Friday, May 24, 2013

Newton's Third Law {of Dancing}

You know the law I'm talking about, don't you? The one that says, "For every action {a man makes} there is an equal and opposite reaction {from the woman}. 

You know: He pushes you out and you twirl around. He moves backward and you move forward. He leads and you follow. He dips you over the edge of the dance floor and you love it and beg for more. Oh, wait a minute...

I have always loved music. Not as much as some - I mean, I didn't make a living out of it - but it has always been an integral part of my life. But (and maybe this is why I'm not a professional) music by itself has never been enough for me. It's too much of a one-dimensional experience. I need to be an active participant with music. Singing along brings it much more to life. And now that I've "discovered" dancing...well, now it's become three-dimensional. 
About two months ago I went on a {second} date to Cowboys, a local country bar. I was a bit trepidatious about it. I didn't really know what I was doing (the last time I was at Cowboys was about 20 years ago) and, prior to stepping on the dance floor, let my date know he might end up with sore toes.
Well, the guy and I didn’t end up working out (I think I DID step on his toes too much), but my relationship with Cowboys sure has. The next weekend I hit up a friend who has been going every weekend for years and asked if I could tag along. He introduced me to others and soon I was learning the two-step, three-step, cha-cha, and getting out on the dance floor to learn line dances - though it meant looking silly for a while and bumping into people (hey, sometimes you gotta just jump in with both feet and sink or swim). Now I have some regular guys I dance with, though I rarely turn down anyone who asks, because you learn more if you’re not dancing with the same person/few people all the time.  Last weekend I don’t think I sat out more than a few dances. For five hours.

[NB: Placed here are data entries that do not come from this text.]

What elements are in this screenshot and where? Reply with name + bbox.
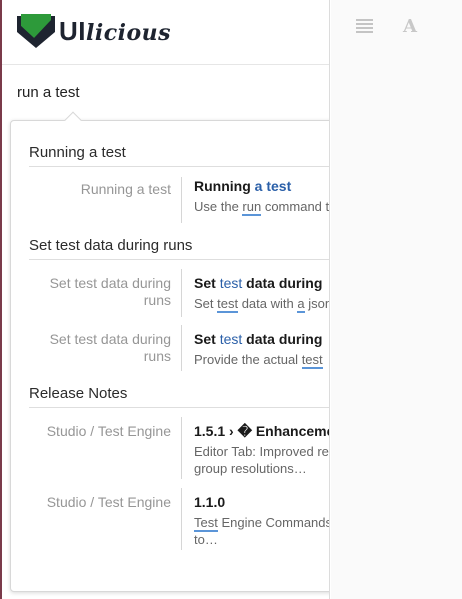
- hit-title: 1.1.0: [194, 494, 226, 510]
- hit-snippet-line1: Test Engine Commands: [194, 515, 330, 532]
- search-input[interactable]: [2, 66, 329, 118]
- hit-snippet-line1: Editor Tab: Improved re: [194, 444, 329, 459]
- hit-body: Set test data during Set test data with …: [181, 269, 330, 317]
- hit-category: Studio / Test Engine: [46, 423, 171, 439]
- hit-category: Set test data during runs: [49, 275, 171, 308]
- hit-title: 1.5.1 › � Enhanceme: [194, 423, 330, 439]
- uilicious-logo-icon: [17, 14, 55, 48]
- section-title-release-notes: Release Notes: [29, 385, 128, 402]
- hit-snippet: Provide the actual test: [194, 352, 323, 369]
- hit-category: Set test data during runs: [49, 331, 171, 364]
- hit-title: Set test data during: [194, 331, 323, 347]
- list-icon[interactable]: [356, 19, 373, 33]
- font-size-icon[interactable]: A: [403, 16, 417, 37]
- search-sidebar: UIlicious Running a test Running a test …: [2, 0, 330, 599]
- section-title-running: Running a test: [29, 144, 126, 161]
- hit-snippet-line2: group resolutions…: [194, 461, 307, 476]
- hit-body: Set test data during Provide the actual …: [181, 325, 329, 371]
- logo-header: UIlicious: [2, 0, 329, 65]
- section-divider: [29, 166, 329, 167]
- content-pane: A: [331, 0, 462, 599]
- search-results-dropdown: Running a test Running a test Running a …: [10, 111, 330, 592]
- logo-text-script: licious: [86, 20, 172, 46]
- section-title-test-data: Set test data during runs: [29, 237, 193, 254]
- hit-body: 1.5.1 › � Enhanceme Editor Tab: Improved…: [181, 417, 330, 479]
- hit-category: Running a test: [80, 181, 171, 197]
- hit-snippet: Set test data with a json: [194, 296, 330, 313]
- logo-text-main: UI: [59, 16, 86, 46]
- hit-snippet: Use the run command t: [194, 199, 330, 216]
- section-divider: [29, 259, 329, 260]
- logo-text[interactable]: UIlicious: [59, 16, 171, 47]
- hit-snippet-line2: to…: [194, 532, 218, 547]
- hit-category: Studio / Test Engine: [46, 494, 171, 510]
- hit-body: Running a test Use the run command t: [181, 177, 330, 223]
- section-divider: [29, 407, 329, 408]
- hit-body: 1.1.0 Test Engine Commands to…: [181, 488, 330, 550]
- hit-title: Running a test: [194, 178, 292, 194]
- hit-title: Set test data during: [194, 275, 323, 291]
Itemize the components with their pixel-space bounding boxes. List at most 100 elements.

With my good friend, Butch.



I have always loved to dance. Like a lot of girls, I was in ballet at a young age - and still regret that my parents didn’t put me back in it when we moved to Colorado when I was six. I took ballroom dancing lessons with my ex one year. That ended up like a lot of things in our relationship – canoeing, for example - where each person has a counter-action to the other and that’s what makes it work. We didn't do the give-and-take of life very well together. So, despite my love for dance, it never gelled. Until recently.
I find no small amount of irony in the fact that I lived in Texas for eight years, but I had to move back to Colorado to start listening to country music or buy my first {ever!} pair of boots. Look at the bottoms of my boots after just three nights of dancing. Showing the wear and tear of having fun!

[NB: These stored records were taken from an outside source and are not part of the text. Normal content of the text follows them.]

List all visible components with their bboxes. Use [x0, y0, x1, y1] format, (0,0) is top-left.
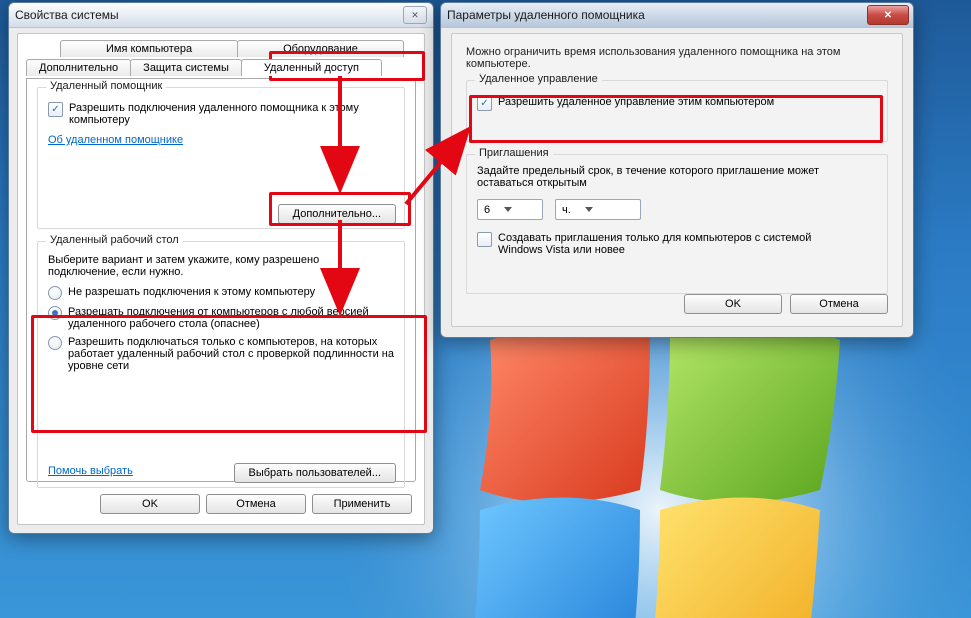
chevron-down-icon	[585, 207, 593, 212]
invitation-time-unit-select[interactable]: ч.	[555, 199, 641, 220]
rd-option-none-radio[interactable]	[48, 286, 62, 300]
tab-remote-access[interactable]: Удаленный доступ	[241, 59, 382, 76]
remote-assistant-settings-window: Параметры удаленного помощника ✕ Можно о…	[440, 2, 914, 338]
vista-only-label: Создавать приглашения только для компьют…	[498, 232, 858, 256]
window-body: Имя компьютера Оборудование Дополнительн…	[17, 33, 425, 525]
rd-option-nla-label: Разрешить подключаться только с компьюте…	[68, 336, 394, 372]
remote-desktop-group: Удаленный рабочий стол Выберите вариант …	[37, 241, 405, 488]
window-title: Свойства системы	[15, 8, 119, 22]
remote-control-group: Удаленное управление ✓ Разрешить удаленн…	[466, 80, 888, 142]
close-icon[interactable]: ✕	[403, 6, 427, 24]
cancel-button[interactable]: Отмена	[206, 494, 306, 514]
vista-only-checkbox[interactable]: ✓	[477, 232, 492, 247]
rd-option-any-label: Разрешать подключения от компьютеров с л…	[68, 306, 394, 330]
close-icon[interactable]: ✕	[867, 5, 909, 25]
tab-system-protection[interactable]: Защита системы	[130, 59, 242, 76]
select-value: ч.	[562, 204, 571, 216]
invitation-time-value-select[interactable]: 6	[477, 199, 543, 220]
ok-button[interactable]: OK	[100, 494, 200, 514]
remote-assistant-group: Удаленный помощник ✓ Разрешить подключен…	[37, 87, 405, 229]
group-title: Приглашения	[475, 147, 553, 159]
cancel-button[interactable]: Отмена	[790, 294, 888, 314]
intro-text: Можно ограничить время использования уда…	[466, 46, 886, 70]
tab-computer-name[interactable]: Имя компьютера	[60, 40, 238, 57]
rd-option-nla-radio[interactable]	[48, 336, 62, 350]
allow-remote-control-checkbox[interactable]: ✓	[477, 96, 492, 111]
invitations-instruction: Задайте предельный срок, в течение котор…	[477, 165, 877, 189]
rd-option-any-radio[interactable]	[48, 306, 62, 320]
system-properties-window: Свойства системы ✕ Имя компьютера Оборуд…	[8, 2, 434, 534]
select-value: 6	[484, 204, 490, 216]
help-choose-link[interactable]: Помочь выбрать	[48, 465, 133, 477]
advanced-button[interactable]: Дополнительно...	[278, 204, 396, 224]
group-title: Удаленный рабочий стол	[46, 234, 183, 246]
tab-hardware[interactable]: Оборудование	[237, 40, 404, 57]
rd-option-none-label: Не разрешать подключения к этому компьют…	[68, 286, 315, 298]
select-users-button[interactable]: Выбрать пользователей...	[234, 463, 397, 483]
allow-remote-assistant-checkbox[interactable]: ✓	[48, 102, 63, 117]
ok-button[interactable]: OK	[684, 294, 782, 314]
allow-remote-assistant-label: Разрешить подключения удаленного помощни…	[69, 102, 379, 126]
apply-button[interactable]: Применить	[312, 494, 412, 514]
titlebar[interactable]: Параметры удаленного помощника ✕	[441, 3, 913, 28]
about-remote-assistant-link[interactable]: Об удаленном помощнике	[48, 134, 183, 146]
titlebar[interactable]: Свойства системы ✕	[9, 3, 433, 28]
group-title: Удаленное управление	[475, 73, 602, 85]
invitations-group: Приглашения Задайте предельный срок, в т…	[466, 154, 888, 294]
group-title: Удаленный помощник	[46, 80, 166, 92]
chevron-down-icon	[504, 207, 512, 212]
window-title: Параметры удаленного помощника	[447, 8, 645, 22]
tab-advanced[interactable]: Дополнительно	[26, 59, 131, 76]
allow-remote-control-label: Разрешить удаленное управление этим комп…	[498, 96, 774, 108]
remote-desktop-instruction: Выберите вариант и затем укажите, кому р…	[48, 254, 378, 278]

Country music has taken me to a place - musically speaking - I would never have gone a couple years ago. Of course, a lot has happened over the last two years (two years ago this month, in fact), that I never would have imagined two years before that. It kind of makes me wonder who I'll be two years from now.

The thought is daunting and thrilling at the same time - another Third Law example.

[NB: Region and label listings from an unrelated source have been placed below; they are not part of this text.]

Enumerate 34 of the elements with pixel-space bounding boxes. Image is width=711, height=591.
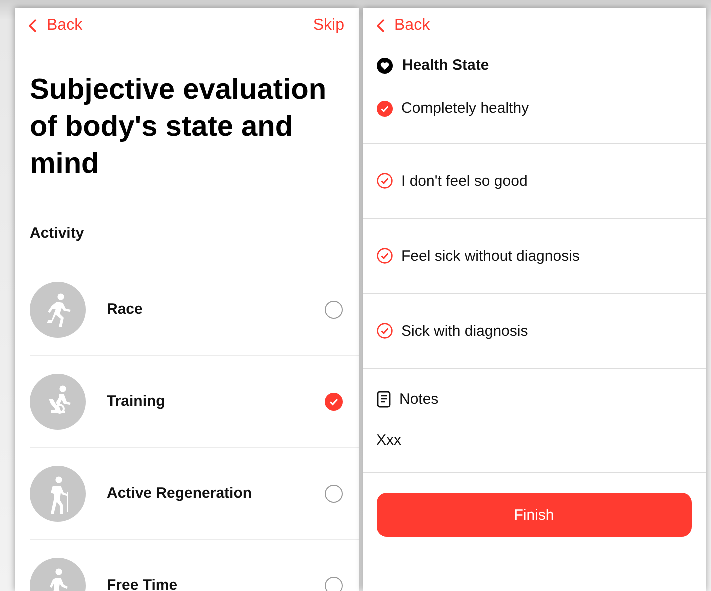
bike-figure-icon bbox=[30, 374, 86, 430]
back-label: Back bbox=[47, 17, 83, 35]
checked-radio[interactable] bbox=[324, 392, 342, 410]
run-figure-icon bbox=[30, 282, 86, 338]
back-label: Back bbox=[394, 17, 430, 35]
radio-button[interactable] bbox=[324, 300, 342, 318]
notes-label: Notes bbox=[400, 391, 439, 408]
skip-button[interactable]: Skip bbox=[313, 17, 344, 35]
option-label: Feel sick without diagnosis bbox=[402, 248, 580, 264]
finish-button[interactable]: Finish bbox=[376, 493, 692, 537]
check-circle-icon[interactable] bbox=[376, 173, 392, 189]
notes-field[interactable]: Xxx bbox=[362, 408, 706, 473]
section-heading: Activity bbox=[30, 225, 86, 242]
section-heading: Health State bbox=[402, 57, 490, 74]
back-button[interactable]: Back bbox=[29, 17, 83, 35]
activity-label: Training bbox=[107, 393, 166, 410]
option-label: Sick with diagnosis bbox=[402, 322, 528, 340]
activity-label: Free Time bbox=[107, 577, 179, 591]
option-label: I don't feel so good bbox=[402, 172, 528, 190]
page-title: Subjective evaluation of body's state and mind bbox=[30, 73, 328, 182]
activity-label: Active Regeneration bbox=[107, 485, 254, 502]
hike-figure-icon bbox=[30, 466, 86, 522]
back-button[interactable]: Back bbox=[376, 17, 430, 35]
activity-label: Race bbox=[107, 301, 144, 318]
radio-button[interactable] bbox=[324, 484, 342, 502]
filled-check-circle-icon[interactable] bbox=[376, 100, 392, 116]
check-circle-icon[interactable] bbox=[376, 323, 392, 339]
check-circle-icon[interactable] bbox=[376, 248, 392, 264]
radio-button[interactable] bbox=[324, 576, 342, 591]
note-icon bbox=[376, 391, 390, 408]
option-label: Completely healthy bbox=[402, 100, 530, 117]
checkmark-icon bbox=[328, 396, 338, 406]
chevron-left-icon bbox=[376, 19, 384, 33]
chevron-left-icon bbox=[29, 19, 37, 33]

Lesson Learned: Dancing produces nothing tangible. There is nothing I get to take home at the end of the night. Almost immediately the physical feeling begins to fade, leaving nothing but recall to remind me of the movement in my toes, my hips, my head. Although it is a 3-D expericence, it is still abstract.Yet every time I dance, I leave feeling more alive, and it is a cumulative feeling, piling up and spilling over, affecting my outlook on every other aspect of life. Which, I guess, is the equal reaction - dancing giving life more dimension.